Rien qu’en regardant l'illustration ci-dessous, on comprend qu’appliquer les même règles de gradation sur un large panel de tailles serait absurde et qu’il ne s’agit pas d’agrandir un patron de manière homothétique.

  • L’enfourchure devra être plus longue et plus profonde pour accommoder un ventre plus proéminent sur l’avant et un fessier plus large sur l’arrière.

  • Il en résulte une entrejambe plus courte pour une même stature.

  • Un léger allongement de l’épaule va avoir lieu, largement dû aux tissus mous entourant le squelette.

  • Le dos s’arrondit, la longueur taille-dos va donc être plus longue et dans le cas d’un vêtement près du corps une couture milieu dos sera  largement recommandée pour suivre les formes.

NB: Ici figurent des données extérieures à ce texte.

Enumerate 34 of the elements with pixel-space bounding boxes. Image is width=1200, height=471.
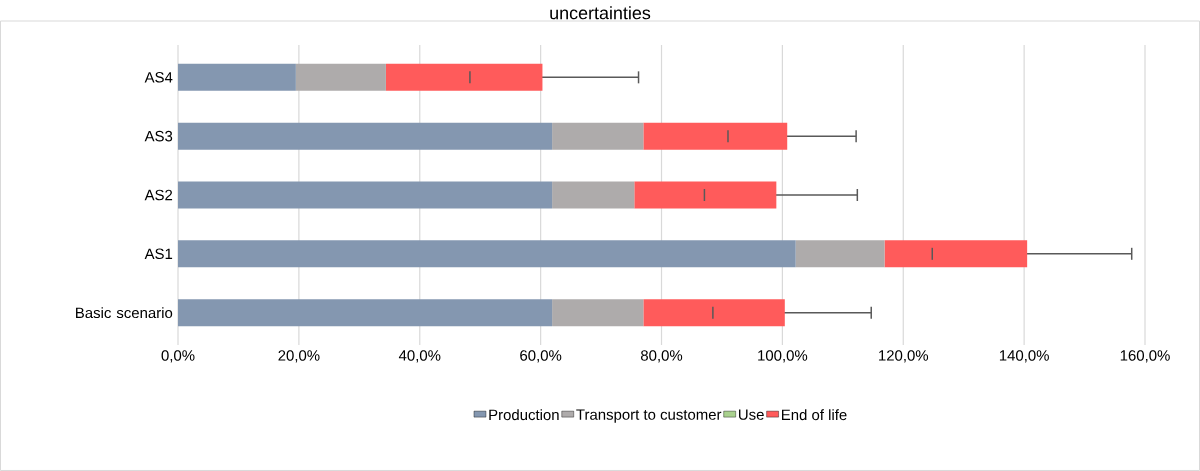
bar bbox=[385, 63, 543, 91]
x-tick-label: 100,0% bbox=[758, 350, 808, 363]
x-tick-label: 60,0% bbox=[520, 350, 562, 363]
legend-label: End of life bbox=[782, 409, 847, 421]
y-tick-label: Basic scenario bbox=[76, 307, 173, 319]
legend-label: Transport to customer bbox=[576, 409, 722, 423]
bar bbox=[178, 181, 553, 209]
chart-title: uncertainties bbox=[550, 6, 651, 20]
x-tick-label: 140,0% bbox=[999, 350, 1049, 363]
bar bbox=[552, 122, 644, 150]
x-tick-label: 120,0% bbox=[879, 350, 929, 363]
bar bbox=[178, 299, 553, 327]
bar bbox=[295, 63, 386, 91]
bar bbox=[634, 181, 777, 209]
bar bbox=[643, 299, 785, 327]
y-tick-label: AS4 bbox=[144, 72, 173, 83]
x-tick-label: 20,0% bbox=[278, 350, 320, 363]
bar bbox=[884, 240, 1028, 268]
legend-label: Use bbox=[739, 409, 764, 420]
x-tick-label: 160,0% bbox=[1120, 350, 1170, 363]
y-tick-label: AS2 bbox=[144, 189, 173, 201]
legend-label: Production bbox=[489, 409, 559, 421]
bar bbox=[178, 63, 296, 91]
bar bbox=[178, 240, 796, 268]
x-tick-label: 80,0% bbox=[640, 350, 683, 363]
bar bbox=[552, 299, 644, 327]
bar bbox=[552, 181, 635, 209]
bar bbox=[178, 122, 553, 150]
bar bbox=[795, 240, 885, 268]
y-tick-label: AS1 bbox=[144, 248, 173, 260]
x-tick-label: 0,0% bbox=[161, 350, 195, 363]
y-tick-label: AS3 bbox=[144, 130, 173, 142]
x-tick-label: 40,0% bbox=[398, 350, 441, 363]
bar bbox=[643, 122, 788, 150]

  • L'emmanchure en gradation grande tailles n'augmente pas autant que sur la gradation des tailles dites "standard". Si vous suivez la méthode traditionnelle pour grader une emmanchure sur un vêtement grande taille, vous trouverez probablement qu'elle est trop profonde sur une femme grande taille. Les biceps, en revanche, se développeront de manière importante.

  • Les pinces de poitrine et épaule qui peuvent facilement être évitées pour une femme très mince avec petit bonnet seront inévitables pour une femme grosse avec grand bonnet (sauf dans le cas d’un modèle vraiment large). Le cas d’une petite pince poitrine passée dans un pli d’encolure peut ne pas fonctionner en grande taille et demander à ce que deux plis soient formés pour absorber joliment la valeur de pince. Un même modèle nécessite parfois des adaptations et non pas juste une traduction littérale.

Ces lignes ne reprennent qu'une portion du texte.